Now as far as my ultimate wish list, or possibly what I might be looking at for a 6th plane later this year, would definitely be something from either the 3DHobbyShop.com guys or the Ausie team Precision Aerobatics. They are about to release a 48″ wingspan 955g Extra 260 that looks absolutely amazing. By far the best-looking, most feature-packed plane I have seen from any of the major manufacturers. I know it’s too much plane for me, but it’s just soooo good looking. I want to get one just to hang in my garage, even if I can’t afford to buy all the parts to her up in the air right away. The pics I see of it, the more I think I must have it. I must fight off the initial impulse urge to buy (fortunately it’s not on sale, yet) so maybe in a couple of weeks I won’t be as excited about it, or if I can somehow satisfy that urge with the Tribute 3D (not likely) I may just make it with my wallet intact. It’s those stinking tax returns that will be hard to hang on to in the next month or two.

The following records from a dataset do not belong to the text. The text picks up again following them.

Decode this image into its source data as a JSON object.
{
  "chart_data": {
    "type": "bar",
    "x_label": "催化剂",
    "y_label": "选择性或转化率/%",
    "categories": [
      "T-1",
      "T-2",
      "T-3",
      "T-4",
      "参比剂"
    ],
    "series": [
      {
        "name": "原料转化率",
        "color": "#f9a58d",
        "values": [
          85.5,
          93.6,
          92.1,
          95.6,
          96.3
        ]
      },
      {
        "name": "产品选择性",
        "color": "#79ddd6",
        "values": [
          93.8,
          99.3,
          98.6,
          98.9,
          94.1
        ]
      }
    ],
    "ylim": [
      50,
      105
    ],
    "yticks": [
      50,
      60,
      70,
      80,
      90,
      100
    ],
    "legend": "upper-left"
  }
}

Anyway, that’s what I’m been thinking about lately. On another note, I need to post some pictures of the 15″ TC Sounds 1,000W subwoofer I’ve been building for Joe, a colleague from work. This thing is an absolute beast and is going to knock his socks off and his walls down. It’s funny how different building a 200 lb. subwoofer compares to building a super-light balsa wood plane. They are at the opposite ends of the spectrum. At least I know the sub can’t be destroyed in the blink of an eye from dumb-thumbing the controls. It’s more likely to stay in one piece throughout its life. Which is nice to know, since the time and money that goes into designing and building a sub far exceeds the time and money put into any plane I’ve ever built.